Property tax – how to tackle it

18 August 2019

Furnished holiday lets

Special tax rules apply to a property that qualifies as a furnished holiday letting (FHL). To qualify, the property must be in the UK or European Economic Area (so a Spanish villa qualifies, but not a Florida apartment). It must also be furnished and, finally, it must meet three occupancy conditions:

1. The property must let commercially as furnished holiday accommodation to the public for at least 105 days in the year (normally taken as the tax year), with lets of more than 31 days generally excluded;

2. The property must be available for letting for at least 210 days in the year; and

3. Lettings that exceed 31 continuous days cannot total more than 155 days in a year.
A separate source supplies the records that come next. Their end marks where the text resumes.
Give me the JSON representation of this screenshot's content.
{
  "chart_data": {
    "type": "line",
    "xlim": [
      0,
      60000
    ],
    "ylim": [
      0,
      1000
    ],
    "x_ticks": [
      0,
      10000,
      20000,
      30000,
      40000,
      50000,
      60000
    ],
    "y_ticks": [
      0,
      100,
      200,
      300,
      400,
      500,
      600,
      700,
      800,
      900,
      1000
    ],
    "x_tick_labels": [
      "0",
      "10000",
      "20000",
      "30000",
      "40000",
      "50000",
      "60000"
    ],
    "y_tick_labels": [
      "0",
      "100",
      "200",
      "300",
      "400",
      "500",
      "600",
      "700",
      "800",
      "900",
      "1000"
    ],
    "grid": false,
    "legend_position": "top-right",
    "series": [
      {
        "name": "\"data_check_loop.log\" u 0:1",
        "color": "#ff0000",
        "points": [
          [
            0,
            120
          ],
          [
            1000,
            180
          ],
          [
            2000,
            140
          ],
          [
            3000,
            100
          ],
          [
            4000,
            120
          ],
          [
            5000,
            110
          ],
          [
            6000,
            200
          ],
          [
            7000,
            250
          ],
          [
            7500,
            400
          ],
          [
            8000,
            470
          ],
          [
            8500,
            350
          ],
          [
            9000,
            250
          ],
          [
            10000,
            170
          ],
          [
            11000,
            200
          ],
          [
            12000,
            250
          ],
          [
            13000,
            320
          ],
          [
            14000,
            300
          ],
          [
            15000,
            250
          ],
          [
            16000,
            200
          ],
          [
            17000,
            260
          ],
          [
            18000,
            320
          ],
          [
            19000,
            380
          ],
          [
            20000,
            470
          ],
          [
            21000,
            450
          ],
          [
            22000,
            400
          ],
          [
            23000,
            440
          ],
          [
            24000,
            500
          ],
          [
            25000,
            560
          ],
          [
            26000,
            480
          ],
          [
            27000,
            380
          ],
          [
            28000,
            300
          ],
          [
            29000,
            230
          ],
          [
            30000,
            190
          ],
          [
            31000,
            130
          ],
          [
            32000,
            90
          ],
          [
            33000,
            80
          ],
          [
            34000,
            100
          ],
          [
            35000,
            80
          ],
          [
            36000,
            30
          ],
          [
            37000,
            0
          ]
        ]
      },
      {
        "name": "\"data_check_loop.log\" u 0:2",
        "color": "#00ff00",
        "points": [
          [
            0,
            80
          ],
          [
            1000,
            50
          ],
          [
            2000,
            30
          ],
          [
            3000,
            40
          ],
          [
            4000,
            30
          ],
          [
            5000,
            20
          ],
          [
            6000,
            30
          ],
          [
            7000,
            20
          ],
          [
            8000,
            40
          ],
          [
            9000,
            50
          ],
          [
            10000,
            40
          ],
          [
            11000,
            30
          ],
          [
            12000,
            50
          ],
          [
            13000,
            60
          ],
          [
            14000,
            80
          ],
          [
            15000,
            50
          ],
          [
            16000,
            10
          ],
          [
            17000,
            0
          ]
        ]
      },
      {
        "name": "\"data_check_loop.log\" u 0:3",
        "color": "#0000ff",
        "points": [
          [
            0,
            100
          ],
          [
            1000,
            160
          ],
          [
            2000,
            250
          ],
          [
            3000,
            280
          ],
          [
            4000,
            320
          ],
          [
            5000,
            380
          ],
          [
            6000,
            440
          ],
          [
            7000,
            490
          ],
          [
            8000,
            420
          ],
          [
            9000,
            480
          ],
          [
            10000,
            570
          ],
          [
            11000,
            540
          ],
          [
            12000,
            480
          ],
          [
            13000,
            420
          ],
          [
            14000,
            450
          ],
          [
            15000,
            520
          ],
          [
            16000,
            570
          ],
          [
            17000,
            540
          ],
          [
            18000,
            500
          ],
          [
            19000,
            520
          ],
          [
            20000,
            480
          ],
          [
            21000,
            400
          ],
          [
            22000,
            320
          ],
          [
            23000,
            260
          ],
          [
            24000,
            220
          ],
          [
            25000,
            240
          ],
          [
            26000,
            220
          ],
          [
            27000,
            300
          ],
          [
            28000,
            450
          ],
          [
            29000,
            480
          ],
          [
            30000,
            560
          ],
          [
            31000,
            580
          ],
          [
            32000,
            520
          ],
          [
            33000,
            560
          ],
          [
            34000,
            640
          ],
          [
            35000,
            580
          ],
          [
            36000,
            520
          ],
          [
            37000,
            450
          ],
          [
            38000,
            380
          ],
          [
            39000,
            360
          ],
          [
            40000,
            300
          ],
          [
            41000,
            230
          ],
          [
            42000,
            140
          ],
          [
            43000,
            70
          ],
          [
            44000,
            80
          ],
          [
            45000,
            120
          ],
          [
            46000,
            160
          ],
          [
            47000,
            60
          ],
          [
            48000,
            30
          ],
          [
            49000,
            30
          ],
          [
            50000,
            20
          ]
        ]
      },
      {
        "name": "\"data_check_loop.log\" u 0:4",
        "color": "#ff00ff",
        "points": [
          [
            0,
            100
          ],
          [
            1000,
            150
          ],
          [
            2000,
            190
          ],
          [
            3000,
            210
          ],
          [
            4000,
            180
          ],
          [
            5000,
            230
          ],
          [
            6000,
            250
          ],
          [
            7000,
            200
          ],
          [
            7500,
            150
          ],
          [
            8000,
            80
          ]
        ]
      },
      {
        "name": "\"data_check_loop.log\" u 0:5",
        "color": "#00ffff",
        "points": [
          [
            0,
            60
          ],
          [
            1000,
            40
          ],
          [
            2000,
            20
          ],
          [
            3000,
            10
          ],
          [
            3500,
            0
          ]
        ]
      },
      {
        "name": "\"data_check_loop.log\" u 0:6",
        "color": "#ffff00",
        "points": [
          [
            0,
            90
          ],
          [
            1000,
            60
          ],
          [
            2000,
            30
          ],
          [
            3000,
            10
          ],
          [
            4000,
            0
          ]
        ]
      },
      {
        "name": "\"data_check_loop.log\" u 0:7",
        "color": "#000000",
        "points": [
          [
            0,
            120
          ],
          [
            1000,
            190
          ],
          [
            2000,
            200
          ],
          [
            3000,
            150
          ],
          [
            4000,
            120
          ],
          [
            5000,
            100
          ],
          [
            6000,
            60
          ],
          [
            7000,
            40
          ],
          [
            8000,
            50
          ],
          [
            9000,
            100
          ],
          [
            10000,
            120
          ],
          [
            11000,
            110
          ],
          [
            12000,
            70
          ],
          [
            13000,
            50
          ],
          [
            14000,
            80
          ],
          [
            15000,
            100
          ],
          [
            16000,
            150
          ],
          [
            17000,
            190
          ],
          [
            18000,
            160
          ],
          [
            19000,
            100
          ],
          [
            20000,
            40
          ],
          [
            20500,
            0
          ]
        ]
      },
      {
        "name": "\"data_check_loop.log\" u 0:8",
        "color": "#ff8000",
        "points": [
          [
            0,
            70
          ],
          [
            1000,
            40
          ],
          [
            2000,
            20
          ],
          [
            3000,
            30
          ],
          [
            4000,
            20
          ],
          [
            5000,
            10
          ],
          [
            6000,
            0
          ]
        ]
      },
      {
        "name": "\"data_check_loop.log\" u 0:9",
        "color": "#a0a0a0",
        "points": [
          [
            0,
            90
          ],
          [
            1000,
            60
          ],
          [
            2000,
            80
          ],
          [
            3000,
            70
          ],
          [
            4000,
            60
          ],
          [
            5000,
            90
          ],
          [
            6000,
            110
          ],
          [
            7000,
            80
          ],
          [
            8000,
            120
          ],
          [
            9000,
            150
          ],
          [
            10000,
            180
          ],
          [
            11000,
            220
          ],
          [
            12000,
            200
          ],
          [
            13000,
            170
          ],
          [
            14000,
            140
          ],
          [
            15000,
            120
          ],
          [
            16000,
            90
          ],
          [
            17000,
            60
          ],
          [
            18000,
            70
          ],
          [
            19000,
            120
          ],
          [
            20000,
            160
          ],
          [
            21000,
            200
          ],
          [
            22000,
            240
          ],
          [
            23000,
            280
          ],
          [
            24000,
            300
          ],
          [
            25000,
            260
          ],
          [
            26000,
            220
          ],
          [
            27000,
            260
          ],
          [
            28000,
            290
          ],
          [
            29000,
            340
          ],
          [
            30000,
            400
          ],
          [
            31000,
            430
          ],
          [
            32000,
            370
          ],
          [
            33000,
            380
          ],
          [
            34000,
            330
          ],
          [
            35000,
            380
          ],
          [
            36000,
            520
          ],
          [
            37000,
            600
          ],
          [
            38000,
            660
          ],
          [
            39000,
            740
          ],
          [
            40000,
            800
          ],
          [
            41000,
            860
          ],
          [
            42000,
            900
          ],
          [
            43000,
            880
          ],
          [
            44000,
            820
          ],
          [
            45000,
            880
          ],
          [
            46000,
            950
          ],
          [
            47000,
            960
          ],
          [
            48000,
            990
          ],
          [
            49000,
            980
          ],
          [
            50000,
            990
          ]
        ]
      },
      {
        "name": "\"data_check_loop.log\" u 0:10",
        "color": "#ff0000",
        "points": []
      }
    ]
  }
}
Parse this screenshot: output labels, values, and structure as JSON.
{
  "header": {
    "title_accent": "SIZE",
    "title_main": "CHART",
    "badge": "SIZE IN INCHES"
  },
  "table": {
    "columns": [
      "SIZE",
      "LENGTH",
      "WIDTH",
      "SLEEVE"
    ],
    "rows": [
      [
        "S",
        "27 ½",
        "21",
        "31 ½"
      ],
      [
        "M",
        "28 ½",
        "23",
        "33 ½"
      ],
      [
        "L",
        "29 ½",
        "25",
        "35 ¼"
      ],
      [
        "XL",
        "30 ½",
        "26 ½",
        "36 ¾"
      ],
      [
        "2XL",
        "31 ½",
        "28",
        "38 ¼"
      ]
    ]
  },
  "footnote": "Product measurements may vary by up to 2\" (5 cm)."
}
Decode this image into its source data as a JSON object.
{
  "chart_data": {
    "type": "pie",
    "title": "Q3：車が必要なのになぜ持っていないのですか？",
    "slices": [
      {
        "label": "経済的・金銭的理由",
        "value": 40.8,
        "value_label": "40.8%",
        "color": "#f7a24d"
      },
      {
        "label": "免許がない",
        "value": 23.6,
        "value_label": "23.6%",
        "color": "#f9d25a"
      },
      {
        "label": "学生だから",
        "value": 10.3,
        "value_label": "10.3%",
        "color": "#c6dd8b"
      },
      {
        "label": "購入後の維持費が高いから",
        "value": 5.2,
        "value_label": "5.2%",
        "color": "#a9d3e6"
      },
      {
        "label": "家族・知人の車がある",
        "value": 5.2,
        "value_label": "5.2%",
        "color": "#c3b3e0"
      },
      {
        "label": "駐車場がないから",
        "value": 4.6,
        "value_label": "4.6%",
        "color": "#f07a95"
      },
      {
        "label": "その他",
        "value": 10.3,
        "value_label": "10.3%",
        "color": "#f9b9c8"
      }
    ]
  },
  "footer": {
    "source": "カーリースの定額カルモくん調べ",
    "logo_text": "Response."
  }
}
If these requirements are met, a FHL offers a range of benefits, including:

1. Profits are treated as earnings for pension purposes;

2. Business rates will apply rather than council tax. However, small business rate relief means that there is nothing to pay if the property has a rateable value of no more than £12,000, with tapered relief applying up to £15,000 of rateable value;

3. Plant and machinery capital allowances can be claimed for furniture, equipment and fixtures;

4. If the letting activities amount to a business rather than simply an investment, class 2 national insurance contributions are payable, giving entitlement to contributory state benefits, including the single tier state pension; and

5. Various CGT reliefs, such as business asset rollover relief and entrepreneurs’ relief are available.

Rent-a-room relief

This relief was introduced in 1992 with the aim of stimulating the supply of low cost rented accommodation. It applies to owner occupiers and tenants who sublet all or part of their main home on a furnished basis, whether or not the letting amounts to a trade (e.g. food and cleaning is provided).

The relief exempts £7,500 a tax year of gross receipts from tax (£3,750 each for joint owners/tenants). If gross income exceeds £7,500, then the basic property regime described above will apply unless the taxpayer opts instead to pay tax on the excess gross income above the £7,500/£3,750 limit and ignores any claims for expenses.

In 2017 the Treasury published a consultation paper suggesting a radical revamp for rent-a-room relief after 25 years of existence. The paper’s unspoken targets were users of Airbnb and those Wimbledon residents who go on holiday during the Championships fortnight and let their home for a high, mostly (or completely) tax-free rent. A proposal to introduce a ‘shared occupancy test’ that would have effectively prevented a claim if an entire property was let reached draft legislation stage but was then abandoned, to the relief of many.